During the Ceded Lands crisis, years before the Revolutionary War came to Georgia, a small group of Cowetas raided settler farms on the edges of Creek Country, where it met an expanding Georgia backcountry. Although the Christmas Day killings were isolated, it was because of the politics of Creek Country that they became a regional crisis. Traditions of local governance ensured that headmen from outside of the responsible Coweta community not only would deny any responsibility for the attacks but would declare their inability to discipline their wayward neighbors, even though they claimed to be the same people. The kinship-based system of justice then failed to right the situation because the kin of the killers simply refused, for one reason or another, to deliver them up to be executed, as they were bound to do by their own legal traditions. Specific headmen, attempting to exert what influence they could via those same kinship networks, also failed to find any sort of resolution. British legislators, unwilling to invade Creek Country, shut down all trade into the region in an attempt to force a solution. Those actions, however, only generated angry and divisive responses. Not all Creeks were the same, as it turned out, at least as several headmen protested, so why was everyone being punished for the actions of a single community? One headman complained bitterly that so few “mad young men should have it in their power” to involve so many “in a war with the white people,” while another declared that the offending towns alone should bear the burden of the trade stoppage and “stand for themselves.”3
The political indecision inherent in Creek Country stands in stark contrast to the decisive political nature of the Creek Nation. The difference between the two, only a generation apart, is telling. Charting the transformation from the one to the other, from the diffuse nature of Creek Country to the ordered framework of the Creek Nation, is the primary purpose of this study. It was a swift and sometimes messy transformation; the Creek Nation only emerged after Creek Country was driven to crisis. More importantly, it was a political as well as a cultural transformation, and one for which Creeks were largely responsible.

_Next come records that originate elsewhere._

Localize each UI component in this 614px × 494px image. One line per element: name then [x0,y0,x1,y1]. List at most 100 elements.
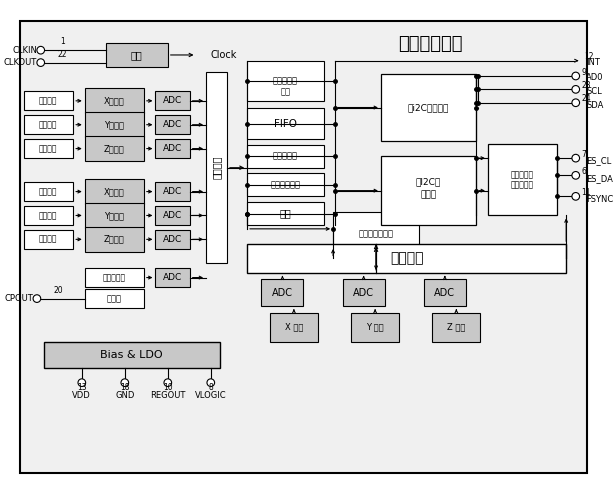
Circle shape [572,72,580,80]
Text: 23: 23 [581,81,591,90]
Bar [270,313,318,341]
Bar [206,72,227,263]
Bar [23,91,73,110]
Bar [85,136,144,161]
Text: FIFO: FIFO [274,119,297,129]
Text: Y 字点: Y 字点 [367,323,384,332]
Text: 数字运动处理器: 数字运动处理器 [359,229,394,238]
Text: 自我检测: 自我检测 [39,144,58,153]
Text: 7: 7 [581,150,586,159]
Text: 自我检测: 自我检测 [39,120,58,129]
Bar [247,173,324,197]
Circle shape [37,46,45,54]
Text: ES_DA: ES_DA [586,174,613,183]
Text: Z陀螺仪: Z陀螺仪 [104,235,125,244]
Text: 惯性测量单元: 惯性测量单元 [398,35,463,52]
Text: Z 字点: Z 字点 [447,323,465,332]
Text: Z加速度: Z加速度 [104,144,125,153]
Bar [247,244,566,273]
Bar [155,91,190,110]
Bar [85,203,144,228]
Text: Bias & LDO: Bias & LDO [100,350,163,360]
Text: X加速度: X加速度 [104,96,125,105]
Text: 1: 1 [60,38,65,46]
Text: ADC: ADC [272,288,293,298]
Text: 配置寄存器: 配置寄存器 [273,152,298,161]
Bar [155,230,190,249]
Text: 中断状态寄: 中断状态寄 [273,76,298,85]
Bar [155,182,190,201]
Text: ADC: ADC [353,288,374,298]
Text: 主I2C串: 主I2C串 [416,177,441,187]
Bar [424,280,466,306]
Text: VDD: VDD [72,391,91,400]
Text: 校准: 校准 [279,208,291,218]
Text: 13: 13 [77,383,87,392]
Text: ES_CL: ES_CL [586,157,612,165]
Text: Y陀螺仪: Y陀螺仪 [104,211,124,220]
Text: 信号调节: 信号调节 [390,251,424,265]
Bar [85,112,144,137]
Text: X 字点: X 字点 [285,323,303,332]
Text: 信号调节: 信号调节 [211,156,222,179]
Bar [247,202,324,225]
Circle shape [572,171,580,179]
Bar [106,42,168,67]
Bar [23,230,73,249]
Text: Y加速度: Y加速度 [104,120,124,129]
Text: ADC: ADC [163,144,182,153]
Bar [381,156,476,225]
Bar [155,139,190,158]
Circle shape [33,295,41,302]
Bar [262,280,303,306]
Text: 存器: 存器 [281,88,290,97]
Text: CPOUT: CPOUT [4,294,33,303]
Bar [23,182,73,201]
Circle shape [121,379,128,386]
Circle shape [78,379,85,386]
Text: Clock: Clock [211,50,237,60]
Circle shape [207,379,215,386]
Text: REGOUT: REGOUT [150,391,185,400]
Text: 温度传感器: 温度传感器 [103,273,126,282]
Text: ADC: ADC [163,187,182,196]
Text: ADC: ADC [163,273,182,282]
Text: 9: 9 [581,68,586,77]
Bar [247,145,324,167]
Text: 自我检测: 自我检测 [39,211,58,220]
Circle shape [164,379,172,386]
Bar [488,144,557,215]
Text: 时钟: 时钟 [130,50,142,60]
Text: 12: 12 [585,52,594,61]
Circle shape [37,59,45,66]
Text: 自我检测: 自我检测 [39,235,58,244]
Text: VLOGIC: VLOGIC [195,391,227,400]
Bar [23,206,73,225]
Bar [343,280,384,306]
Bar [85,179,144,204]
Text: 20: 20 [53,286,63,295]
Bar [381,74,476,141]
Text: ADC: ADC [163,96,182,105]
Text: ADC: ADC [163,235,182,244]
Text: X陀螺仪: X陀螺仪 [104,187,125,196]
Text: GND: GND [115,391,134,400]
Text: 传感器寄存器: 传感器寄存器 [270,180,300,189]
Circle shape [572,193,580,200]
Bar [85,88,144,113]
Text: 18: 18 [120,383,130,392]
Text: ADC: ADC [163,120,182,129]
Text: SCL: SCL [586,87,602,96]
Bar [85,268,144,287]
Bar [85,227,144,252]
Text: 10: 10 [163,383,173,392]
Text: 11: 11 [581,188,591,197]
Text: ADC: ADC [163,211,182,220]
Bar [23,115,73,134]
Text: 从i2C串行接口: 从i2C串行接口 [408,103,449,112]
Text: 8: 8 [208,383,213,392]
Bar [333,211,419,246]
Text: FSYNC: FSYNC [586,195,613,204]
Bar [44,341,220,369]
Text: 自我检测: 自我检测 [39,187,58,196]
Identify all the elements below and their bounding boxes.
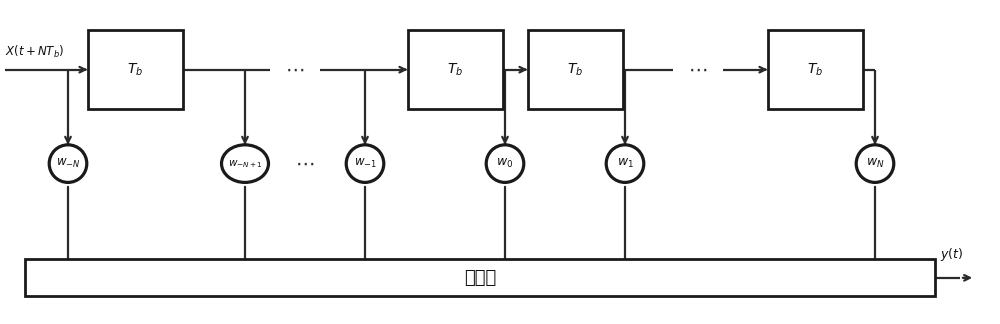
Text: $T_b$: $T_b$ bbox=[447, 62, 463, 78]
Ellipse shape bbox=[346, 145, 384, 182]
Bar bbox=[25, 259, 935, 296]
Text: $w_0$: $w_0$ bbox=[496, 157, 514, 170]
Bar bbox=[528, 30, 622, 109]
Text: $\cdots$: $\cdots$ bbox=[295, 154, 315, 173]
Bar bbox=[88, 30, 182, 109]
Text: $T_b$: $T_b$ bbox=[127, 62, 143, 78]
Ellipse shape bbox=[606, 145, 644, 182]
Bar bbox=[768, 30, 862, 109]
Text: $w_N$: $w_N$ bbox=[866, 157, 884, 170]
Text: $w_{-1}$: $w_{-1}$ bbox=[354, 157, 376, 170]
Ellipse shape bbox=[222, 145, 268, 182]
Text: $T_b$: $T_b$ bbox=[807, 62, 823, 78]
Text: $X(t+NT_b)$: $X(t+NT_b)$ bbox=[5, 44, 64, 60]
Text: $w_{-N}$: $w_{-N}$ bbox=[56, 157, 80, 170]
Text: $\cdots$: $\cdots$ bbox=[688, 60, 708, 79]
Text: $T_b$: $T_b$ bbox=[567, 62, 583, 78]
Text: $w_{-N+1}$: $w_{-N+1}$ bbox=[228, 158, 262, 169]
Bar bbox=[408, 30, 503, 109]
Ellipse shape bbox=[856, 145, 894, 182]
Text: $\cdots$: $\cdots$ bbox=[285, 60, 305, 79]
Text: $y(t)$: $y(t)$ bbox=[940, 246, 963, 263]
Text: 相加器: 相加器 bbox=[464, 269, 496, 287]
Ellipse shape bbox=[486, 145, 524, 182]
Text: $w_1$: $w_1$ bbox=[617, 157, 633, 170]
Ellipse shape bbox=[49, 145, 87, 182]
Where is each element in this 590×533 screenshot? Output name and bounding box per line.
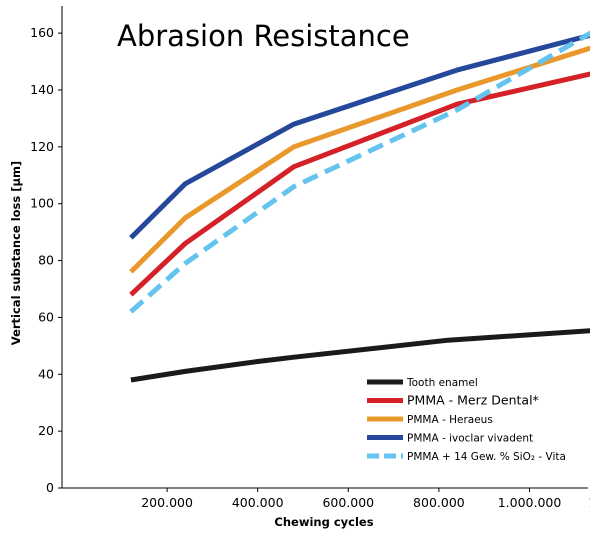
legend-label-4: PMMA - ivoclar vivadent <box>407 433 533 445</box>
x-tick-label: 600.000 <box>322 495 374 510</box>
y-tick-label: 40 <box>38 366 54 381</box>
x-tick-label: 1.000.000 <box>498 495 562 510</box>
y-tick-label: 60 <box>38 309 54 324</box>
series-line-5 <box>129 30 590 314</box>
legend-label-3: PMMA - Heraeus <box>407 414 493 426</box>
y-axis-title: Vertical substance loss [µm] <box>9 161 23 345</box>
y-tick-label: 120 <box>30 139 54 154</box>
series-line-2 <box>129 71 590 297</box>
y-tick-label: 20 <box>38 423 54 438</box>
y-tick-label: 100 <box>30 196 54 211</box>
series-line-1 <box>130 328 590 383</box>
tick-labels: 0 20 40 60 80 100 120 140 160 200.000 400.000 600.0… <box>30 25 590 510</box>
legend-label-1: Tooth enamel <box>406 377 478 389</box>
series-lines <box>129 30 590 383</box>
legend-label-5: PMMA + 14 Gew. % SiO₂ - Vita <box>407 451 566 463</box>
x-tick-label: 200.000 <box>141 495 193 510</box>
legend: Tooth enamel PMMA - Merz Dental* PMMA - He… <box>367 377 566 463</box>
x-tick-label: 800.000 <box>413 495 465 510</box>
y-tick-label: 160 <box>30 25 54 40</box>
x-tick-label: 1.200.000 <box>588 495 590 510</box>
x-axis-title: Chewing cycles <box>274 515 373 529</box>
y-tick-marks <box>58 32 530 492</box>
axes <box>61 6 588 489</box>
series-line-4 <box>129 32 590 240</box>
y-tick-label: 140 <box>30 82 54 97</box>
y-tick-label: 80 <box>38 253 54 268</box>
series-line-3 <box>129 45 590 274</box>
chart-title: Abrasion Resistance <box>117 19 410 53</box>
legend-label-2: PMMA - Merz Dental* <box>407 393 539 408</box>
y-tick-label: 0 <box>46 480 54 495</box>
x-tick-label: 400.000 <box>232 495 284 510</box>
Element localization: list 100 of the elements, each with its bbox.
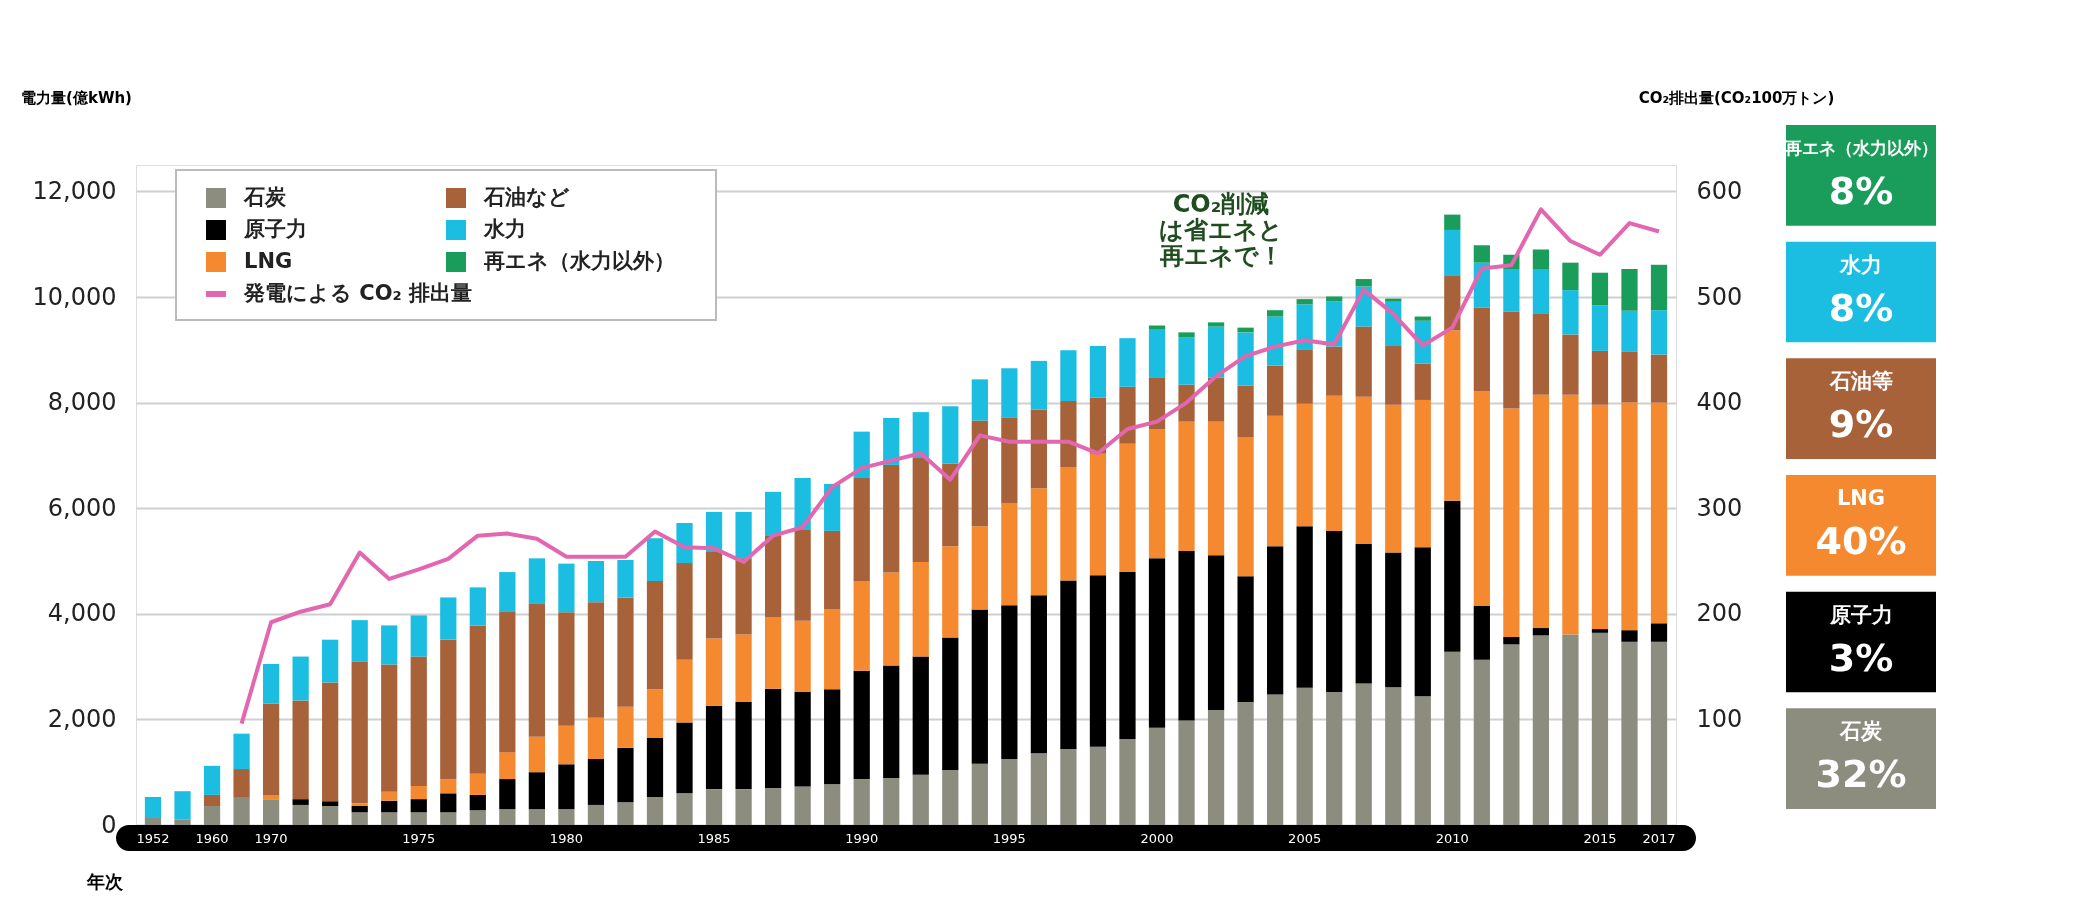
bar	[1178, 720, 1195, 825]
bar	[233, 733, 250, 770]
bar	[558, 809, 575, 825]
bar	[440, 597, 457, 640]
bar	[1562, 394, 1579, 635]
bar	[1089, 453, 1107, 576]
bar	[735, 511, 752, 559]
bar	[1119, 443, 1136, 573]
bar	[1414, 547, 1431, 697]
bar	[469, 810, 486, 825]
bar	[1207, 322, 1225, 327]
bar	[1237, 332, 1254, 386]
bar	[764, 617, 782, 689]
bar	[292, 700, 309, 800]
bar	[587, 717, 605, 759]
bar	[646, 797, 664, 825]
bar	[1326, 691, 1343, 825]
bar	[499, 809, 516, 825]
bar	[233, 797, 250, 825]
bar	[912, 562, 929, 657]
bar	[735, 789, 752, 825]
bar	[1148, 558, 1166, 728]
bar	[676, 793, 693, 825]
bar	[794, 620, 811, 692]
text: 8%	[1828, 169, 1894, 213]
bar	[262, 794, 280, 800]
bar	[381, 791, 398, 801]
bar	[1267, 316, 1284, 366]
bar	[469, 625, 486, 774]
bar	[1503, 269, 1520, 312]
x-tick-label: 1975	[402, 830, 436, 846]
x-tick-label: 1985	[697, 830, 731, 846]
bar	[351, 805, 368, 813]
y2-tick-label: 200	[1696, 599, 1743, 628]
bar	[883, 778, 900, 825]
bar	[1001, 417, 1018, 503]
bar	[558, 563, 575, 613]
bar	[1119, 738, 1136, 825]
bar	[1119, 338, 1136, 387]
bar	[942, 406, 959, 464]
bar	[912, 458, 929, 563]
bar	[203, 805, 221, 825]
bar	[824, 784, 841, 825]
bar	[824, 689, 841, 785]
bar	[1237, 701, 1254, 825]
bar	[1414, 363, 1431, 400]
bar	[764, 788, 782, 825]
bar	[1001, 605, 1018, 759]
bar	[705, 638, 723, 706]
bar	[1267, 694, 1284, 825]
bar	[1267, 365, 1284, 416]
bar	[676, 563, 693, 660]
bar	[1030, 360, 1048, 410]
bar	[1355, 683, 1372, 825]
bar	[351, 620, 368, 662]
bar	[558, 764, 575, 810]
legend-label: 水力	[483, 217, 526, 241]
bar	[528, 603, 545, 737]
bar	[617, 747, 634, 803]
bar	[410, 799, 427, 813]
text: 石炭	[1839, 719, 1883, 744]
bar	[262, 663, 280, 704]
legend-label: 発電による CO₂ 排出量	[243, 281, 473, 305]
bar	[912, 774, 929, 825]
annotation: CO₂削減は省エネと再エネで！	[1158, 190, 1283, 270]
x-tick-label: 1952	[136, 830, 170, 846]
x-tick-label: 1980	[549, 830, 583, 846]
bar	[469, 587, 486, 626]
y-tick-label: 12,000	[32, 176, 117, 205]
bar	[1562, 290, 1579, 335]
bar	[676, 722, 693, 794]
bar	[1532, 628, 1550, 636]
bar	[1296, 526, 1313, 688]
bar	[292, 804, 309, 825]
bar	[1532, 313, 1550, 395]
bar	[440, 793, 457, 813]
bar	[676, 659, 693, 723]
bar	[292, 799, 309, 805]
bar	[1207, 555, 1225, 710]
bar	[1621, 351, 1638, 403]
y2-tick-label: 300	[1696, 493, 1743, 522]
bar	[1178, 337, 1195, 385]
bar	[617, 706, 634, 748]
legend-label: LNG	[244, 249, 293, 273]
bar	[1030, 753, 1048, 825]
x-tick-label: 2005	[1288, 830, 1322, 846]
y2-tick-label: 500	[1696, 282, 1743, 311]
bar	[1060, 350, 1077, 402]
bar	[1178, 332, 1195, 338]
bar	[1060, 748, 1077, 825]
bar	[1503, 637, 1520, 645]
bar	[351, 803, 368, 806]
text: 再エネ（水力以外）	[1783, 138, 1938, 158]
x-tick-label: 2015	[1583, 830, 1617, 846]
bar	[1385, 687, 1402, 825]
y2-axis-title: CO₂排出量(CO₂100万トン)	[1638, 88, 1835, 107]
bar	[1591, 305, 1609, 351]
bar	[469, 794, 486, 811]
bar	[1591, 629, 1609, 633]
x-tick-label: 1995	[992, 830, 1026, 846]
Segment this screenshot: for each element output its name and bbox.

As the nature of the Ceded Lands crisis originally revealed, it was the state of Georgia, at least at first, that constituted Creeks’ principal threat. Georgia settlers, once throttled by conservative British colonial officials, were unleashed by a state government as openly contemptuous of Creek culture as they were covetous of Creek lands. Waves of settlers pushed up against Creek communities and their hunting lands, sparking confrontations that dragged Creek Country slowly but steadily into political chaos. At first particular headmen responded to that movement independently, as they had done for generations. But years of political and economic negotiations as well as overlapping outside alliances, all of which shifted over time and differed dramatically from one Creek town to the next, produced little but confusion and hostility. Neighboring headmen were soon at odds with and even violently opposed to each other, not to mention Georgia state officials or their Spanish counterparts. Almost every attempt made by local leaders to react to Georgia expansionism both during the Revolutionary War and in the years afterward only worsened things in Creek Country, producing a cacophony of Creek voices that proved tremendously destabilizing. By the 1790s the region was in crisis, and the Creek political confederacy that had existed in the Southeast for generations was collapsing.
Notes
1. Durouzeaux to Folch, October 20, 1802, PPdC, legajo 2372.
2. Chester to Hillsborough, December 28, 1771, DAR, 3:280–81.
3. Conference between Governor Sir James Wright and Upper Creek Chiefs, April 14, 1774, DAR, 4:90–95; Corkran, The Creek Frontier, 283–84.